Esto también es válido para la crisis griega, en la que Merkel no estaba alineada con los halcones en su partido y en su Gobierno. De hecho, parece ser consciente de los riesgos inmanejables de una salida griega del euro —aunque todavía está por verse si puede dar muestras de una determinación para revisar la política de austeridad fallida que se le impuso a Grecia—. Sin una revisión de estas características destinada a fomentar el crecimiento, Europa se mantendrá débil, tanto interna como externamente.

Grecia también demostró que la crisis del euro no es tanto una crisis financiera como una crisis de soberanía. Con la reciente elección del partido antiausteridad, Syriza, los votantes griegos se opusieron férreamente al control externo de su país por parte de la troika (la Comisión Europea, el Banco Central Europeo y el Fondo Monetario Internacional), Alemania o algún otro. Sin embargo, si Grecia ha de salvarse de la bancarrota, se lo tendrá que agradecer al dinero de los contribuyentes extranjeros. Y será prácticamente imposible convencer a los contribuyentes y Gobiernos europeos para que ofrezcan otros miles de millones de euros sin garantías verificables y reformas.

El conflicto griego muestra que la unión monetaria de Europa no está funcionando porque la soberanía democráticamente legitimada de un país se topó con la soberanía democráticamente legitimada de otros países. Los Estados nación y una unión monetaria no conviven bien. Pero no es difícil entender que, si se produce el Grexit, el único ganador geopolítico sería Rusia, mientras que en Europa todos llevan las de perder. Si bien los riesgos geopolíticos, hasta ahora, apenas han aparecido en el debate alemán, pesan mucho más que cualquier riesgo de políticas domésticas que implique sincerarse con el pueblo alemán. Grecia, se les debería decir a los alemanes, seguirá siendo miembro de la eurozona, y preservar el euro requerirá nuevas medidas hacia la integración, que pueden llegar a incluir transferencias y una mutualización de la deuda, siempre que se establezcan para esto las instituciones apropiadas.

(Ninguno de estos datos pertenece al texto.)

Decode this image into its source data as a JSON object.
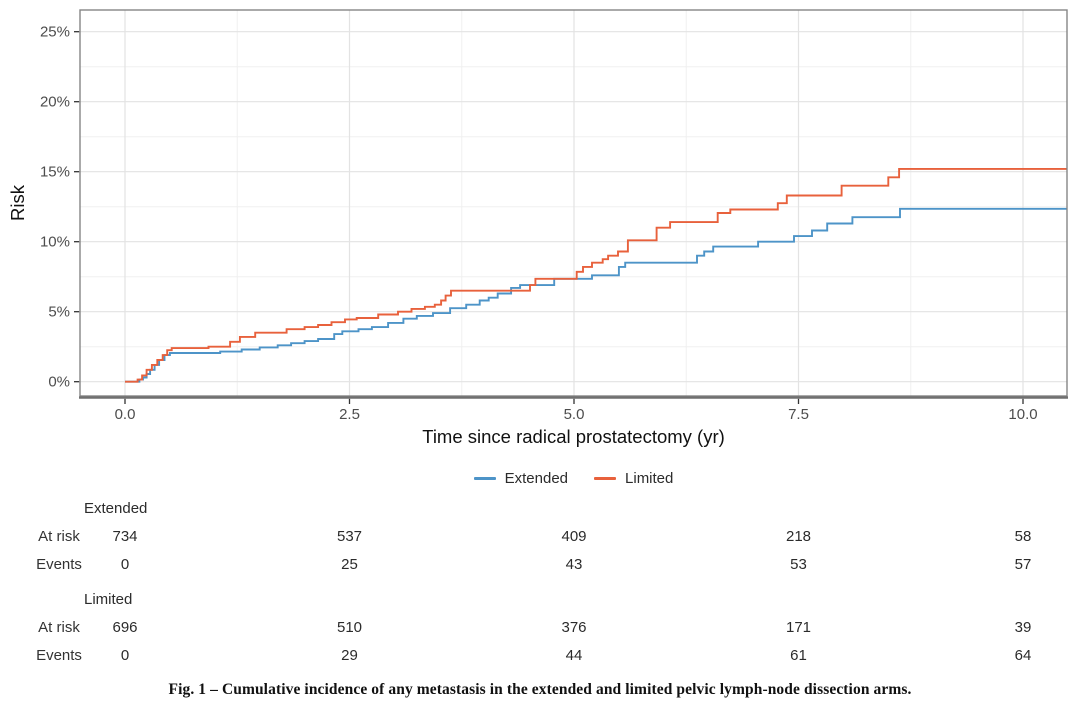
{
  "figure": {
    "caption": "Fig. 1 – Cumulative incidence of any metastasis in the extended and limited pelvic lymph-node dissection arms."
  },
  "chart_data": {
    "type": "line",
    "subtype": "step-cumulative-incidence",
    "title": "",
    "xlabel": "Time since radical prostatectomy (yr)",
    "ylabel": "Risk",
    "xlim": [
      -0.5,
      10.5
    ],
    "ylim": [
      -1,
      26.5
    ],
    "x_ticks": [
      0.0,
      2.5,
      5.0,
      7.5,
      10.0
    ],
    "x_tick_labels": [
      "0.0",
      "2.5",
      "5.0",
      "7.5",
      "10.0"
    ],
    "y_ticks": [
      0,
      5,
      10,
      15,
      20,
      25
    ],
    "y_tick_labels": [
      "0%",
      "5%",
      "10%",
      "15%",
      "20%",
      "25%"
    ],
    "x_minor_ticks": [
      1.25,
      3.75,
      6.25,
      8.75
    ],
    "y_minor_ticks": [
      2.5,
      7.5,
      12.5,
      17.5,
      22.5
    ],
    "grid": true,
    "legend_position": "bottom-center",
    "colors": {
      "extended": "#4d94c8",
      "limited": "#e8613c"
    },
    "series": [
      {
        "name": "Extended",
        "color": "#4d94c8",
        "points_x_yr_y_pct": [
          [
            0,
            0
          ],
          [
            0.16,
            0.15
          ],
          [
            0.2,
            0.3
          ],
          [
            0.24,
            0.55
          ],
          [
            0.28,
            0.85
          ],
          [
            0.33,
            1.2
          ],
          [
            0.38,
            1.55
          ],
          [
            0.44,
            1.9
          ],
          [
            0.5,
            2.05
          ],
          [
            1.06,
            2.15
          ],
          [
            1.3,
            2.3
          ],
          [
            1.5,
            2.45
          ],
          [
            1.7,
            2.6
          ],
          [
            1.85,
            2.75
          ],
          [
            2.0,
            2.9
          ],
          [
            2.15,
            3.05
          ],
          [
            2.33,
            3.4
          ],
          [
            2.42,
            3.6
          ],
          [
            2.6,
            3.75
          ],
          [
            2.75,
            3.9
          ],
          [
            2.93,
            4.2
          ],
          [
            3.1,
            4.5
          ],
          [
            3.25,
            4.7
          ],
          [
            3.43,
            4.9
          ],
          [
            3.62,
            5.25
          ],
          [
            3.8,
            5.5
          ],
          [
            3.95,
            5.8
          ],
          [
            4.05,
            6.0
          ],
          [
            4.15,
            6.3
          ],
          [
            4.3,
            6.7
          ],
          [
            4.4,
            6.9
          ],
          [
            4.78,
            7.35
          ],
          [
            5.2,
            7.6
          ],
          [
            5.5,
            8.2
          ],
          [
            5.57,
            8.5
          ],
          [
            6.37,
            9.0
          ],
          [
            6.45,
            9.3
          ],
          [
            6.55,
            9.65
          ],
          [
            7.05,
            10.0
          ],
          [
            7.45,
            10.4
          ],
          [
            7.65,
            10.8
          ],
          [
            7.82,
            11.3
          ],
          [
            8.1,
            11.75
          ],
          [
            8.63,
            12.35
          ],
          [
            10.55,
            12.35
          ]
        ]
      },
      {
        "name": "Limited",
        "color": "#e8613c",
        "points_x_yr_y_pct": [
          [
            0,
            0
          ],
          [
            0.14,
            0.15
          ],
          [
            0.19,
            0.45
          ],
          [
            0.24,
            0.85
          ],
          [
            0.3,
            1.2
          ],
          [
            0.36,
            1.55
          ],
          [
            0.42,
            1.9
          ],
          [
            0.47,
            2.25
          ],
          [
            0.52,
            2.4
          ],
          [
            0.93,
            2.5
          ],
          [
            1.17,
            2.85
          ],
          [
            1.28,
            3.2
          ],
          [
            1.45,
            3.5
          ],
          [
            1.8,
            3.75
          ],
          [
            2.0,
            3.9
          ],
          [
            2.15,
            4.05
          ],
          [
            2.3,
            4.25
          ],
          [
            2.45,
            4.45
          ],
          [
            2.58,
            4.55
          ],
          [
            2.82,
            4.8
          ],
          [
            3.04,
            5.0
          ],
          [
            3.19,
            5.2
          ],
          [
            3.34,
            5.35
          ],
          [
            3.45,
            5.5
          ],
          [
            3.52,
            5.8
          ],
          [
            3.57,
            6.15
          ],
          [
            3.63,
            6.5
          ],
          [
            4.51,
            6.9
          ],
          [
            4.57,
            7.35
          ],
          [
            5.03,
            7.85
          ],
          [
            5.1,
            8.2
          ],
          [
            5.2,
            8.5
          ],
          [
            5.32,
            8.75
          ],
          [
            5.38,
            9.0
          ],
          [
            5.49,
            9.3
          ],
          [
            5.6,
            10.1
          ],
          [
            5.92,
            11.0
          ],
          [
            6.07,
            11.4
          ],
          [
            6.6,
            12.05
          ],
          [
            6.74,
            12.3
          ],
          [
            7.27,
            12.75
          ],
          [
            7.37,
            13.3
          ],
          [
            7.98,
            14.0
          ],
          [
            8.5,
            14.6
          ],
          [
            8.62,
            15.2
          ],
          [
            10.55,
            15.2
          ]
        ]
      }
    ]
  },
  "risk_table": {
    "time_points": [
      0.0,
      2.5,
      5.0,
      7.5,
      10.0
    ],
    "row_labels": {
      "at_risk": "At risk",
      "events": "Events"
    },
    "groups": [
      {
        "name": "Extended",
        "at_risk": [
          "734",
          "537",
          "409",
          "218",
          "58"
        ],
        "events": [
          "0",
          "25",
          "43",
          "53",
          "57"
        ]
      },
      {
        "name": "Limited",
        "at_risk": [
          "696",
          "510",
          "376",
          "171",
          "39"
        ],
        "events": [
          "0",
          "29",
          "44",
          "61",
          "64"
        ]
      }
    ]
  }
}
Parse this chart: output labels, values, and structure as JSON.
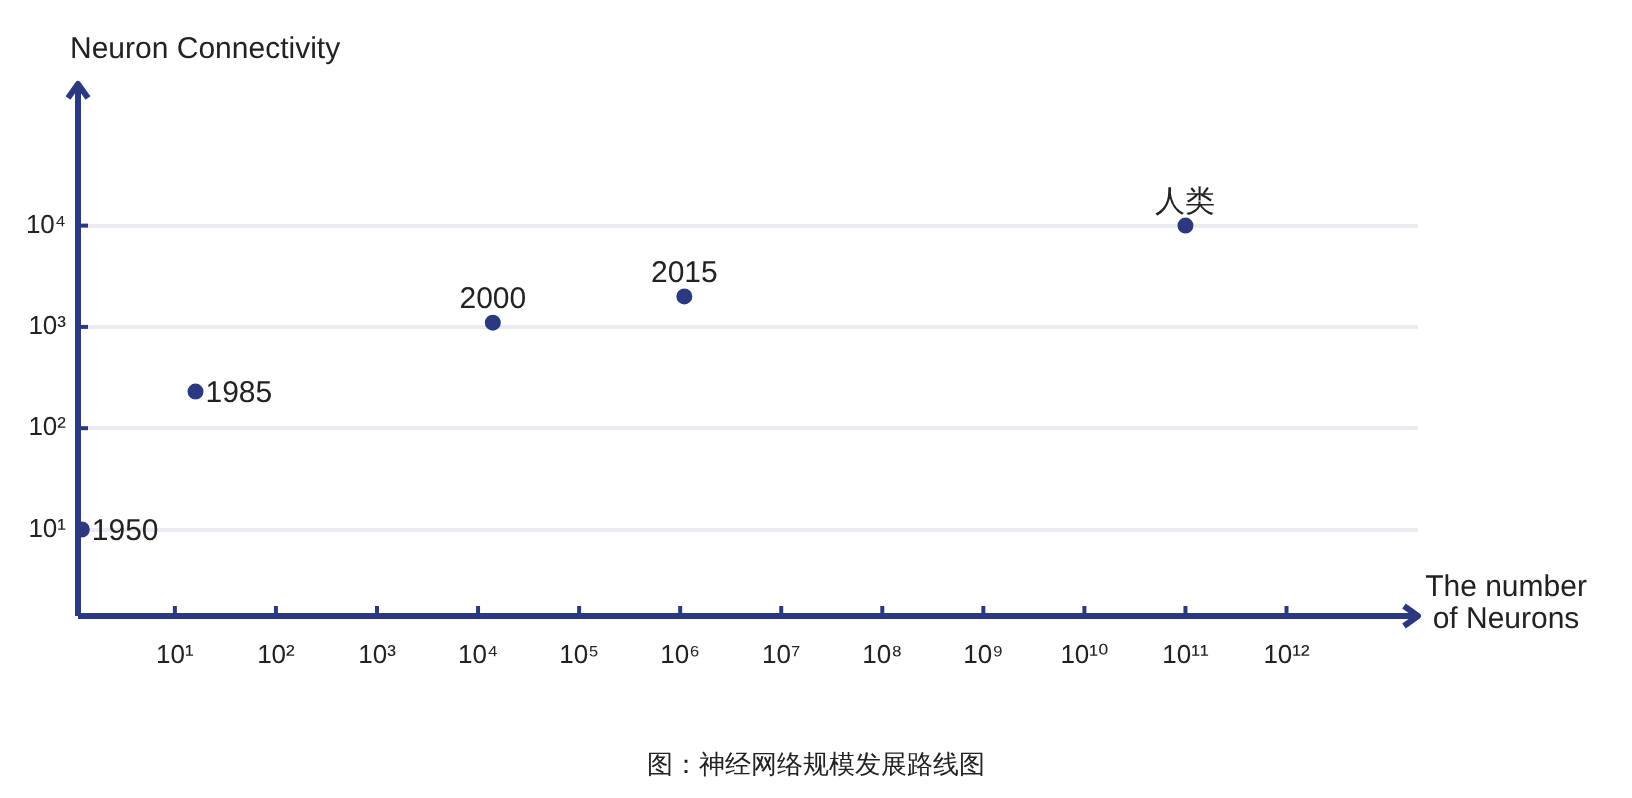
{
  "chart_data": {
    "type": "scatter",
    "ylabel": "Neuron Connectivity",
    "xlabel": "The number\nof Neurons",
    "x": [
      1.2,
      16,
      14000,
      1100000,
      100000000000
    ],
    "series": [
      {
        "color": "#2b3a80",
        "values": [
          10,
          230,
          1100,
          2000,
          10000
        ]
      }
    ],
    "log": "xy",
    "xlim": [
      1.1,
      20000000000000
    ],
    "ylim": [
      1.4,
      250000
    ],
    "xticks": [
      {
        "value": 10,
        "label": "10¹"
      },
      {
        "value": 100,
        "label": "10²"
      },
      {
        "value": 1000,
        "label": "10³"
      },
      {
        "value": 10000,
        "label": "10⁴"
      },
      {
        "value": 100000,
        "label": "10⁵"
      },
      {
        "value": 1000000,
        "label": "10⁶"
      },
      {
        "value": 10000000,
        "label": "10⁷"
      },
      {
        "value": 100000000,
        "label": "10⁸"
      },
      {
        "value": 1000000000,
        "label": "10⁹"
      },
      {
        "value": 10000000000,
        "label": "10¹⁰"
      },
      {
        "value": 100000000000,
        "label": "10¹¹"
      },
      {
        "value": 1000000000000,
        "label": "10¹²"
      }
    ],
    "yticks": [
      {
        "value": 10,
        "label": "10¹"
      },
      {
        "value": 100,
        "label": "10²"
      },
      {
        "value": 1000,
        "label": "10³"
      },
      {
        "value": 10000,
        "label": "10⁴"
      }
    ],
    "grid": "y",
    "marker": "circle",
    "annotations": [
      {
        "text": "1950",
        "x": 1.2,
        "y": 10
      },
      {
        "text": "1985",
        "x": 16,
        "y": 230
      },
      {
        "text": "2000",
        "x": 14000,
        "y": 1100
      },
      {
        "text": "2015",
        "x": 1100000,
        "y": 2000
      },
      {
        "text": "人类",
        "x": 100000000000,
        "y": 10000
      },
      "图：神经网络规模发展路线图"
    ]
  }
}
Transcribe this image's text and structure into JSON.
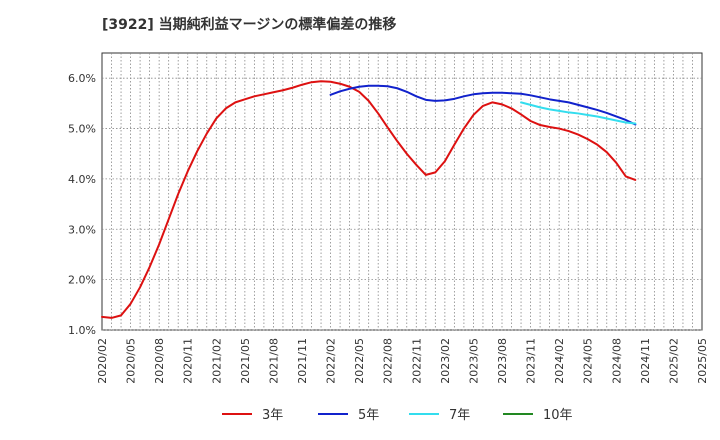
{
  "chart_data": {
    "type": "line",
    "title": "[3922]  当期純利益マージンの標準偏差の推移",
    "xlabel": "",
    "ylabel": "",
    "ylim": [
      1.0,
      6.5
    ],
    "y_ticks": [
      "1.0%",
      "2.0%",
      "3.0%",
      "4.0%",
      "5.0%",
      "6.0%"
    ],
    "y_tick_values": [
      1.0,
      2.0,
      3.0,
      4.0,
      5.0,
      6.0
    ],
    "x_ticks": [
      "2020/02",
      "2020/05",
      "2020/08",
      "2020/11",
      "2021/02",
      "2021/05",
      "2021/08",
      "2021/11",
      "2022/02",
      "2022/05",
      "2022/08",
      "2022/11",
      "2023/02",
      "2023/05",
      "2023/08",
      "2023/11",
      "2024/02",
      "2024/05",
      "2024/08",
      "2024/11",
      "2025/02",
      "2025/05"
    ],
    "x_range_months": [
      0,
      63
    ],
    "grid": true,
    "legend_position": "bottom",
    "series": [
      {
        "name": "3年",
        "color": "#dd1111",
        "points": [
          [
            0,
            1.26
          ],
          [
            1,
            1.24
          ],
          [
            2,
            1.29
          ],
          [
            3,
            1.52
          ],
          [
            4,
            1.85
          ],
          [
            5,
            2.25
          ],
          [
            6,
            2.7
          ],
          [
            7,
            3.2
          ],
          [
            8,
            3.7
          ],
          [
            9,
            4.15
          ],
          [
            10,
            4.55
          ],
          [
            11,
            4.9
          ],
          [
            12,
            5.2
          ],
          [
            13,
            5.4
          ],
          [
            14,
            5.52
          ],
          [
            15,
            5.58
          ],
          [
            16,
            5.64
          ],
          [
            17,
            5.68
          ],
          [
            18,
            5.72
          ],
          [
            19,
            5.76
          ],
          [
            20,
            5.81
          ],
          [
            21,
            5.87
          ],
          [
            22,
            5.92
          ],
          [
            23,
            5.94
          ],
          [
            24,
            5.93
          ],
          [
            25,
            5.89
          ],
          [
            26,
            5.83
          ],
          [
            27,
            5.73
          ],
          [
            28,
            5.55
          ],
          [
            29,
            5.3
          ],
          [
            30,
            5.02
          ],
          [
            31,
            4.75
          ],
          [
            32,
            4.5
          ],
          [
            33,
            4.28
          ],
          [
            34,
            4.08
          ],
          [
            35,
            4.13
          ],
          [
            36,
            4.35
          ],
          [
            37,
            4.68
          ],
          [
            38,
            5.0
          ],
          [
            39,
            5.27
          ],
          [
            40,
            5.45
          ],
          [
            41,
            5.52
          ],
          [
            42,
            5.48
          ],
          [
            43,
            5.4
          ],
          [
            44,
            5.28
          ],
          [
            45,
            5.15
          ],
          [
            46,
            5.07
          ],
          [
            47,
            5.03
          ],
          [
            48,
            5.0
          ],
          [
            49,
            4.95
          ],
          [
            50,
            4.88
          ],
          [
            51,
            4.79
          ],
          [
            52,
            4.68
          ],
          [
            53,
            4.53
          ],
          [
            54,
            4.32
          ],
          [
            55,
            4.05
          ],
          [
            56,
            3.98
          ]
        ]
      },
      {
        "name": "5年",
        "color": "#1122cc",
        "points": [
          [
            24,
            5.67
          ],
          [
            25,
            5.74
          ],
          [
            26,
            5.79
          ],
          [
            27,
            5.83
          ],
          [
            28,
            5.85
          ],
          [
            29,
            5.85
          ],
          [
            30,
            5.84
          ],
          [
            31,
            5.8
          ],
          [
            32,
            5.73
          ],
          [
            33,
            5.64
          ],
          [
            34,
            5.57
          ],
          [
            35,
            5.55
          ],
          [
            36,
            5.56
          ],
          [
            37,
            5.59
          ],
          [
            38,
            5.64
          ],
          [
            39,
            5.68
          ],
          [
            40,
            5.7
          ],
          [
            41,
            5.71
          ],
          [
            42,
            5.71
          ],
          [
            43,
            5.7
          ],
          [
            44,
            5.69
          ],
          [
            45,
            5.66
          ],
          [
            46,
            5.62
          ],
          [
            47,
            5.58
          ],
          [
            48,
            5.55
          ],
          [
            49,
            5.52
          ],
          [
            50,
            5.47
          ],
          [
            51,
            5.42
          ],
          [
            52,
            5.37
          ],
          [
            53,
            5.31
          ],
          [
            54,
            5.24
          ],
          [
            55,
            5.17
          ],
          [
            56,
            5.08
          ]
        ]
      },
      {
        "name": "7年",
        "color": "#33ddee",
        "points": [
          [
            44,
            5.52
          ],
          [
            45,
            5.47
          ],
          [
            46,
            5.42
          ],
          [
            47,
            5.38
          ],
          [
            48,
            5.35
          ],
          [
            49,
            5.32
          ],
          [
            50,
            5.3
          ],
          [
            51,
            5.27
          ],
          [
            52,
            5.24
          ],
          [
            53,
            5.2
          ],
          [
            54,
            5.16
          ],
          [
            55,
            5.12
          ],
          [
            56,
            5.1
          ]
        ]
      },
      {
        "name": "10年",
        "color": "#228822",
        "points": []
      }
    ]
  }
}
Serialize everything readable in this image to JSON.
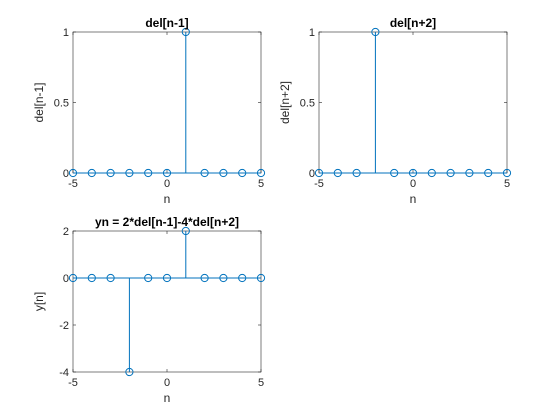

Una medida de esta naturaleza exigirá coraje, pero las alternativas —la continuación de la crisis de la eurozona o el retorno a un sistema de Estados nación— son mucho menos atractivas. (Alemania tiene un nuevo partido nacional conservador cuyos líderes persiguen una política exterior similar a la que regía antes de 1914). En vista de los dramáticos cambios globales y la amenaza militar directa a Europa planteada por la Rusia de Putin, estas alternativas directamente no son alternativas, y el “problema” griego parece insignificante.

Merkel y el presidente francés, François Hollande, deberían tomar la iniciativa nuevamente y colocar por fin a la eurozona en una posición sólida. Alemania tendrá que aflojar su amado presupuesto y Francia tendrá que renunciar a parte de su preciada soberanía política. La alternativa es quedarse inmóvil viendo cómo los nacionalistas de Europa se vuelven más fuertes, mientras que el proyecto de integración europeo, a pesar de seis décadas de éxito, se tambalea cada vez más cerca del abismo.

Joschka Fischer, ministro de Relaciones Exteriores y vicecanciller de Alemania de 1998 a 2005, fue líder el Partido Verde alemán durante casi 20 años.